Tra le tre weekly series targate DC Comics Batman Eternal è sempre stata la più soddisfacente, nonostante i fisiologici e momentanei cali di qualità dovuti alla modalità di pubblicazione e alla rotazione di scrittori e artisti. Nonostante gli ultimi due numeri siano stati irritanti a causa dello stratagemma narrativo di cui la testata ha abusato allo sfinimento, l’ultimo periodo di Batman Eternal è stato forse il migliore, in grado di far apprezzare le prime quindici-venti issue soporifere. L’impatto del finale non è duro e sconvolgente come ci si sarebbe potuti aspettare da una mistery story ma è comunque soddisfacente nonostante l’anticlimaticità. In definitiva: Batman Eternal riesce a reggere il suo stesso peso dopo un anno in cui non sembrava potesse riuscirci appieno.
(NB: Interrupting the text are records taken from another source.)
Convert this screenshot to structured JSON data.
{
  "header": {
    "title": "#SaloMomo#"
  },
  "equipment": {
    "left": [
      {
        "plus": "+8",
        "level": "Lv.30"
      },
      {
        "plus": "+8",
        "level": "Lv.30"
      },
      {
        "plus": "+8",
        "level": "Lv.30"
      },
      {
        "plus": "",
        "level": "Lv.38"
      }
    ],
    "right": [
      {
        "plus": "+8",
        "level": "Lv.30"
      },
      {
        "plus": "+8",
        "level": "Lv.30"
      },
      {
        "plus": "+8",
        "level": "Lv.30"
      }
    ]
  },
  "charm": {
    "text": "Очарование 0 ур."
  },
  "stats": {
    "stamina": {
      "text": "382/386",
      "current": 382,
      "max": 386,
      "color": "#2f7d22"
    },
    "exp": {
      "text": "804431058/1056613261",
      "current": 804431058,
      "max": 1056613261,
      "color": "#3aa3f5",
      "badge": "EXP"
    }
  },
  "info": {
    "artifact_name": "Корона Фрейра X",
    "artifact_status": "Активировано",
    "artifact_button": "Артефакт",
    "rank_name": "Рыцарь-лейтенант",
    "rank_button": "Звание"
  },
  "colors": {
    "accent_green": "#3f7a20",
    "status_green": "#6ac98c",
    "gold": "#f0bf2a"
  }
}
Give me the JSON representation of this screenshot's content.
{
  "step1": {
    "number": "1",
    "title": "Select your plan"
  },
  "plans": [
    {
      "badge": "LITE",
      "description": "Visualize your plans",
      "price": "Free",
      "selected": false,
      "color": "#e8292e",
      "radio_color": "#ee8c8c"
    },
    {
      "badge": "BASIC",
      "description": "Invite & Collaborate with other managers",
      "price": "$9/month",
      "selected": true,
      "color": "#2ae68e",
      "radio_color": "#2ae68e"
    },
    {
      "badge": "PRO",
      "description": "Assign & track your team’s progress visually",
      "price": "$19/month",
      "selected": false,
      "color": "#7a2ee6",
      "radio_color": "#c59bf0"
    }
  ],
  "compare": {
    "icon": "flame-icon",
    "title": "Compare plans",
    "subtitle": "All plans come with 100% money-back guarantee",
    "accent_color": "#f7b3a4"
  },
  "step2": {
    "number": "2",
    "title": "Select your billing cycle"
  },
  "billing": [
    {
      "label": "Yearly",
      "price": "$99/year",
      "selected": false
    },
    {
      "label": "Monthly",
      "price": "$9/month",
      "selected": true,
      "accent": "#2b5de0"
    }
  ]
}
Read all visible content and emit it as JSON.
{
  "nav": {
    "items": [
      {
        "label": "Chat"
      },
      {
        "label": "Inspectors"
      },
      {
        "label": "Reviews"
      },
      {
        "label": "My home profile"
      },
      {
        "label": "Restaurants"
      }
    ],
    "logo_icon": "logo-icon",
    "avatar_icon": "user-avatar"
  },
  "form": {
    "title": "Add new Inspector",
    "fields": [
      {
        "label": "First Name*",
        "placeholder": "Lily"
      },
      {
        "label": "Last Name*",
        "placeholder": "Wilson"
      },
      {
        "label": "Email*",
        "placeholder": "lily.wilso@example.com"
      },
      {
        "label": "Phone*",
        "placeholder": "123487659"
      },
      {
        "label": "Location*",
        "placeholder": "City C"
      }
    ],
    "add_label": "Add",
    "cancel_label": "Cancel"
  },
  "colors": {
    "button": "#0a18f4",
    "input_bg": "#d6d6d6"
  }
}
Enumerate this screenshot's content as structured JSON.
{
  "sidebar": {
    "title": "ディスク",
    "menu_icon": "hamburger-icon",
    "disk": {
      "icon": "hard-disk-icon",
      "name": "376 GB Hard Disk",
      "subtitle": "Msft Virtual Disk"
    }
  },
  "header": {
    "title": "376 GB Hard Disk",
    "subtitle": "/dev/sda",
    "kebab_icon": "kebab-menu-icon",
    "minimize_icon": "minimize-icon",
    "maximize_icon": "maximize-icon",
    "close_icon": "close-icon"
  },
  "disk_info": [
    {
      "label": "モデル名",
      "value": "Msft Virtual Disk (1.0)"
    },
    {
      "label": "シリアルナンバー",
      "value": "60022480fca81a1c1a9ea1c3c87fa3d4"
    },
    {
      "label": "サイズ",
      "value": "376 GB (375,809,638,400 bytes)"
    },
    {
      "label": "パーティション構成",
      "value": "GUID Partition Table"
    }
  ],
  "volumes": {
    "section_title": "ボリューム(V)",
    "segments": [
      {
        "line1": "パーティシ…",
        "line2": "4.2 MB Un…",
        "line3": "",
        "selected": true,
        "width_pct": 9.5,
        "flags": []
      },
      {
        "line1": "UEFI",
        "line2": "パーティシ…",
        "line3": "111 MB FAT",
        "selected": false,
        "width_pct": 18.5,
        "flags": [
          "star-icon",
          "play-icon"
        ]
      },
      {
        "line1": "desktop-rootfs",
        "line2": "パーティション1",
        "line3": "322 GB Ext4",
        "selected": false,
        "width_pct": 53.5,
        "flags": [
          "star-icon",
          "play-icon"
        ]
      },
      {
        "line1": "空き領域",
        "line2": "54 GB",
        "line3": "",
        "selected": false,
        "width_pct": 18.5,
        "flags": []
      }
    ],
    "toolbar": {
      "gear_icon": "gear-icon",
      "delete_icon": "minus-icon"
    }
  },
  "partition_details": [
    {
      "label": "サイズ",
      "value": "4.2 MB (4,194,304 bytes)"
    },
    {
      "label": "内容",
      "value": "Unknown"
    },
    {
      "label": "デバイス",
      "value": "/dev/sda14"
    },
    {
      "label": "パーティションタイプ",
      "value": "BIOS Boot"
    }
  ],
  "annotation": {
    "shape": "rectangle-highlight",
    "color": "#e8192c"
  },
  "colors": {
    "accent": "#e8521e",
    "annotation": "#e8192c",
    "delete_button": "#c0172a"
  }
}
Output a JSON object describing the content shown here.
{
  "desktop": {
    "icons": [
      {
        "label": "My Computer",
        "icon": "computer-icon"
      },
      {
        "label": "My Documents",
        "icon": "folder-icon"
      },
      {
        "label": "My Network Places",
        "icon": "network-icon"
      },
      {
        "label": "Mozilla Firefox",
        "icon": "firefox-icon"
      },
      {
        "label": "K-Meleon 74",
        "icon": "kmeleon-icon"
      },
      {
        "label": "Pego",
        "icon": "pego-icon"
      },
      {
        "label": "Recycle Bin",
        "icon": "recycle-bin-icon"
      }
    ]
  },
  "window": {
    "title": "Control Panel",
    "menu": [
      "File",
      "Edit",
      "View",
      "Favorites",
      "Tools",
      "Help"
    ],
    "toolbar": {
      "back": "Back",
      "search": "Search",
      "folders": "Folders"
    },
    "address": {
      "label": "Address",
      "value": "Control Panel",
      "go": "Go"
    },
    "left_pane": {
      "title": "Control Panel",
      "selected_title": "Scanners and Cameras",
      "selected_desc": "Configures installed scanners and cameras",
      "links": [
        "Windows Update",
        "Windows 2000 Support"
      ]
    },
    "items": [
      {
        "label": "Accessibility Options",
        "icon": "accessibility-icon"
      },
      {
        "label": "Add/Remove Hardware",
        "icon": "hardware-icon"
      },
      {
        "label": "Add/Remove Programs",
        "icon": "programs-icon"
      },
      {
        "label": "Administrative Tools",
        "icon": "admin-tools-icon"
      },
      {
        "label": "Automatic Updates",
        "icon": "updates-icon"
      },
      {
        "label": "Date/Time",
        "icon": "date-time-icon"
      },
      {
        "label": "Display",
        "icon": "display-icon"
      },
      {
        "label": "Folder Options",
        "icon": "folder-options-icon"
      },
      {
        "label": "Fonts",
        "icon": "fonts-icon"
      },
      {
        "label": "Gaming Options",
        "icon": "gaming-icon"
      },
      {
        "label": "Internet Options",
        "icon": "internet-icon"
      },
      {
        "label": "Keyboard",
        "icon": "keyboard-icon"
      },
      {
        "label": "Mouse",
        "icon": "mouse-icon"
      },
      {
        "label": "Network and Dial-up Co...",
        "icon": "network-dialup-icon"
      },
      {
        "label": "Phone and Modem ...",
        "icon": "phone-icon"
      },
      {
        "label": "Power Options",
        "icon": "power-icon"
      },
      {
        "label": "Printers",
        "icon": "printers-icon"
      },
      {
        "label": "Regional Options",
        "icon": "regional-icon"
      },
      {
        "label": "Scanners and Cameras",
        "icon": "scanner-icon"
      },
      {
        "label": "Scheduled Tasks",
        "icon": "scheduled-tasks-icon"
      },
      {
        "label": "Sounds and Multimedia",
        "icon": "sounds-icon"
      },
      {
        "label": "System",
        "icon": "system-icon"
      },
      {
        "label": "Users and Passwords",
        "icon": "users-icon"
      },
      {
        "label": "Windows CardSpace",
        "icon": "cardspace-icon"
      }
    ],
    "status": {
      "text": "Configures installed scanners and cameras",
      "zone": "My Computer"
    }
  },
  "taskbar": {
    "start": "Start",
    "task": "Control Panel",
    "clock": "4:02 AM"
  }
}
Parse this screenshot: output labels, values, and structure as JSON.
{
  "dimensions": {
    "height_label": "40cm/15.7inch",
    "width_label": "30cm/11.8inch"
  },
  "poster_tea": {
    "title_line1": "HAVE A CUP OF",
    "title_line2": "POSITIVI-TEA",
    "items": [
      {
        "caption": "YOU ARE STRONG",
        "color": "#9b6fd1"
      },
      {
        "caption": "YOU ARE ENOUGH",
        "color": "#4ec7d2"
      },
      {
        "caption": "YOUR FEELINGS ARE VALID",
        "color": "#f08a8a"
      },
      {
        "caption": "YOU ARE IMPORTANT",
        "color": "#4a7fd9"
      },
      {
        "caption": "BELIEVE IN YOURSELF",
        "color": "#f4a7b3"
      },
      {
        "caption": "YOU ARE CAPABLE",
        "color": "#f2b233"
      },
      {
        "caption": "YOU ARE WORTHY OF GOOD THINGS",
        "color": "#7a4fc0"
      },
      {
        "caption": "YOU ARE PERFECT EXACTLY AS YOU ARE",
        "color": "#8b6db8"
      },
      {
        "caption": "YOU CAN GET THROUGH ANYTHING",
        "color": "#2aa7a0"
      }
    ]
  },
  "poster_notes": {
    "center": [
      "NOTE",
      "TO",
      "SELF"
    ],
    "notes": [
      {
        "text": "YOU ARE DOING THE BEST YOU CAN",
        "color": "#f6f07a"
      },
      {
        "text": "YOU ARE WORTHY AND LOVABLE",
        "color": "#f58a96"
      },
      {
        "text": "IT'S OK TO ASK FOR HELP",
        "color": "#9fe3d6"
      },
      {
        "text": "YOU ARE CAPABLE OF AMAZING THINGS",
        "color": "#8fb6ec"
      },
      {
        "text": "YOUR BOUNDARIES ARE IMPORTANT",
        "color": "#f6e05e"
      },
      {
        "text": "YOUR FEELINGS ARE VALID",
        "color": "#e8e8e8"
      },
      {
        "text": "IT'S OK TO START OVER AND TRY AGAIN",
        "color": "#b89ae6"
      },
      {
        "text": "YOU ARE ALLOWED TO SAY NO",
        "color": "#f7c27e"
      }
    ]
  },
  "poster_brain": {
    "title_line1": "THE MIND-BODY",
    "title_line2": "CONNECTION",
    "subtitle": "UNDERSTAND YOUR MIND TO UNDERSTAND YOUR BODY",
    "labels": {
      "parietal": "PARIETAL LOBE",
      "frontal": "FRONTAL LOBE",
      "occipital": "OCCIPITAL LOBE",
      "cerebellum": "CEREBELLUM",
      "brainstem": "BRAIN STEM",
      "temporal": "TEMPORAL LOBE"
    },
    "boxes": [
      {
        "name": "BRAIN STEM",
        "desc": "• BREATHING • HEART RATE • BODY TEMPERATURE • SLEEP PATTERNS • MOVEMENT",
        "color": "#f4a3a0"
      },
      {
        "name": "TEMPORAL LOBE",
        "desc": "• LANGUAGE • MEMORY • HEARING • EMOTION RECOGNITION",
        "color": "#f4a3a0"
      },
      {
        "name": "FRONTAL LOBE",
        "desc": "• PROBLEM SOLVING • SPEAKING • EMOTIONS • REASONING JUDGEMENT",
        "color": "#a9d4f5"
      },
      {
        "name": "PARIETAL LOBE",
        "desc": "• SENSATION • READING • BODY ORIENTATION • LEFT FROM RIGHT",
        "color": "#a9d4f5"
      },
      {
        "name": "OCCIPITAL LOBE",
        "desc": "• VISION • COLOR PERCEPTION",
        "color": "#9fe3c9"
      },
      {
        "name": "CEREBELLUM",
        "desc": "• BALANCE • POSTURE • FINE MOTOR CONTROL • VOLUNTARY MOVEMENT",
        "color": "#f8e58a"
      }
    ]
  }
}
La smentita sul Villain della scorsa settimana riacquisisce dignità nella sequenza d’apertura, ridando al farabutto decaduto la giusta importanza e intrecciando alla perfezione la sua storia con quella della reale mente dietro la caduta di Gotham. Il tutto è legato a filo doppo con importanti avvenimenti riguardanti l’inizio del New52 Batmaniano ed è soddisfacente percepire durante la lettura come tutto sia collegato e quanto ogni singolo evento sia fondamentale. La “lore” stabilita da Snyder sul suo Batman è fenomenale ed è evidente il suo zampino nella costruzione di questo finale e della quadratura del cerchio. Le motivazioni che hanno spinto il Villain dei Eternal a scagliarsi in maniera così violenta e catastrofica su Batman e la sua città reggono bene e, in linea di massima, il suo comportamento è affine a quello del Villain di Batman: Hush.

 

I comprimari della serie, in realtà protagonisti quanto il Pipistrello, vivono degli stessi alti e bassi che hanno caratterizzato l’intero Eternal: stavolta il problema principale non è la caratterizzazione sommaria di quei personaggi, ma un ritmo un po’ troppo frenetico e precipitoso che spesso non riesce a dare al lettore la possibilità di soffermarsi ulteriormente sulla situazione. Se da un lato è comprensibile questa narrazione affrettata vista la mole di personaggi in movimento e l’intrinseca natura da capitolo finale, dall’altro è irritante muoversi così rapidamente. Nonostante questa pecca generale, Batman Eternal #52 riesce comunque a salvarsi mostrando un Jim Gordon fenomenale, vero eroe di tutta la serie, e nelle ultime pagine rafforza l’idea di un universo Batmaniano coeso e coerente con sé stesso.

 

Artisticamente ci troviamo di fronte alla stessa situazione di Earth 2: World’s End #26 ma, incredibile ma vero, su Batman Eternal #52 l’immensa mole di disegnatori funziona quasi alla perfezione: non ci sono interruzioni o cambi artistici nel bel mezzo di una scena e ogni disegnatore riesce a mantenere uno stile contemporaneamente personale e coerente con il resto della issue. Le pagine finali presentano però qualche problema: le ruvide matite di Fawkes durante il dialogo spettrale tra Corrigan e Batwing e lo stile cartoonesco di Lafuente utilizzato a casa di Bluebird spezzano l’atmosfera generale, nonostante siano singolarmente appropriati per le scene sopracitate.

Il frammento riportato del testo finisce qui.